Core Engine vs AI Cortex: when to add AI
Not every startup needs RAG on day one. This guide explains when serverless SaaS is enough and when owned Bedrock AI becomes the moat.
Last updated: 2026-06-13
Core Engine vs AI Cortex
The Core Engine is fixed-price serverless SaaS: auth, APIs, payments, admin in your AWS account. The AI Cortex adds Bedrock RAG, document ingestion, and guardrails in the same account. Smart Trady uses both on one live B2B product.
Start with Core Engine when
Your milestone is first paying customers and standard web workflows without document-grounded answers.
You need Stripe, Cognito, and admin before you need vector search.
AI is a roadmap item, not the investor thesis today.
Add AI Cortex when
Proprietary documents, SOPs, or curriculum are the product moat.
Customers ask how answers are grounded and where data is stored.
Wrapper APIs create compliance blockers in enterprise pilots.
Buying both together
Full AI SaaS tier builds backend and RAG from greenfield.
AI Drop-In tier adds RAG plus React component to an existing Core Engine app.
See the AI startups founder page for positioning language.
Sequencing Core Engine before AI
Most teams need stable auth, billing, and APIs before document-grounded answers matter to customers. Ship the revenue path first unless RAG is the entire thesis.

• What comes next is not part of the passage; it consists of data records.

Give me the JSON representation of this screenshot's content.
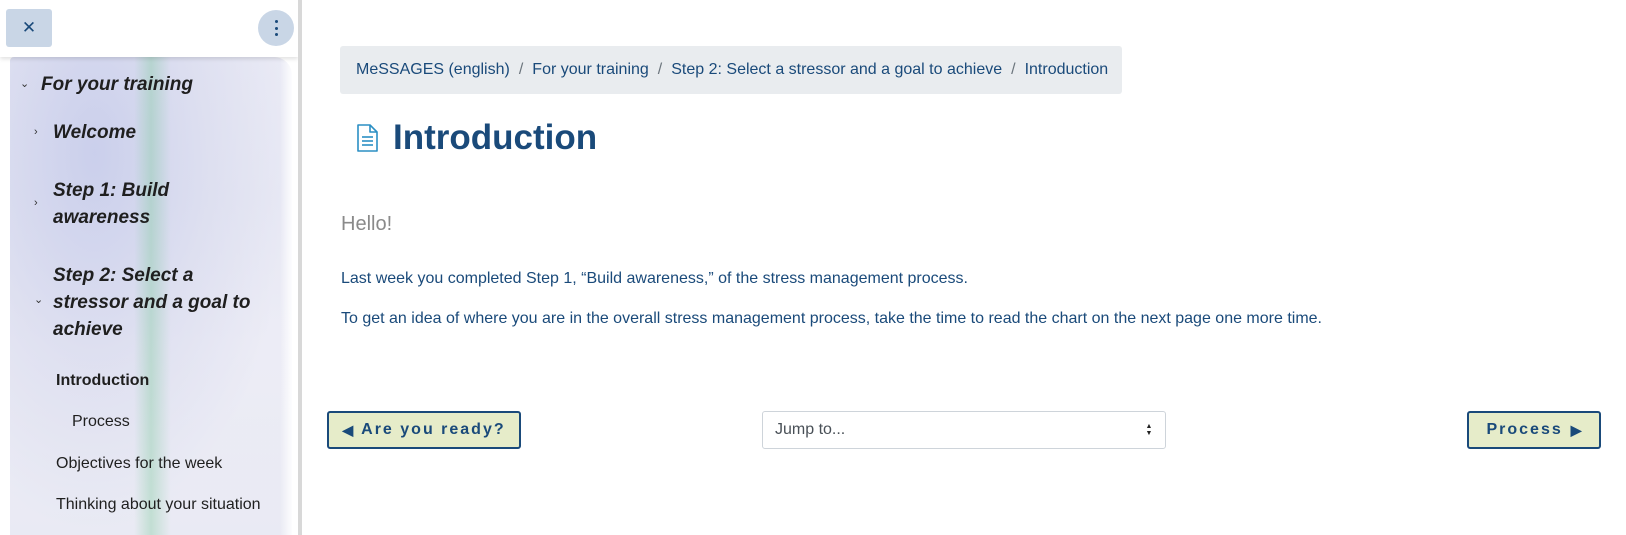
{
  "sidebar": {
    "close_icon": "close-icon",
    "menu_icon": "vertical-dots-icon",
    "section": {
      "label": "For your training",
      "icon": "chevron-down-icon"
    },
    "items": [
      {
        "label": "Welcome",
        "icon": "chevron-right-icon"
      },
      {
        "label": "Step 1: Build awareness",
        "icon": "chevron-right-icon"
      },
      {
        "label": "Step 2: Select a stressor and a goal to achieve",
        "icon": "chevron-down-icon"
      }
    ],
    "leaves": [
      {
        "label": "Introduction",
        "active": true
      },
      {
        "label": "Process"
      },
      {
        "label": "Objectives for the week"
      },
      {
        "label": "Thinking about your situation"
      }
    ]
  },
  "breadcrumb": {
    "items": [
      "MeSSAGES (english)",
      "For your training",
      "Step 2: Select a stressor and a goal to achieve",
      "Introduction"
    ],
    "separator": "/"
  },
  "main": {
    "icon": "document-icon",
    "title": "Introduction",
    "greeting": "Hello!",
    "paragraphs": [
      "Last week you completed Step 1, “Build awareness,” of the stress management process.",
      "To get an idea of where you are in the overall stress management process, take the time to read the chart on the next page one more time."
    ]
  },
  "navigation": {
    "prev_label": "Are you ready?",
    "prev_icon": "◀",
    "next_label": "Process",
    "next_icon": "▶",
    "jump_placeholder": "Jump to..."
  },
  "colors": {
    "brand": "#1a4a7a",
    "button_bg": "#e6ecc9",
    "breadcrumb_bg": "#e9ecef",
    "close_bg": "#c9d6e6"
  }
}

AI Drop-In exists when Core Engine is already live and you are adding copilot or search without a greenfield rewrite.
Budgeting two products in one round
Full AI SaaS tier covers greenfield backend plus RAG when both are gating risks. Otherwise split across fundraising and post-close budgets with clear milestones.
Published tiers on product pages help you model spend before the demo call. We confirm EUR price on scope follow-up.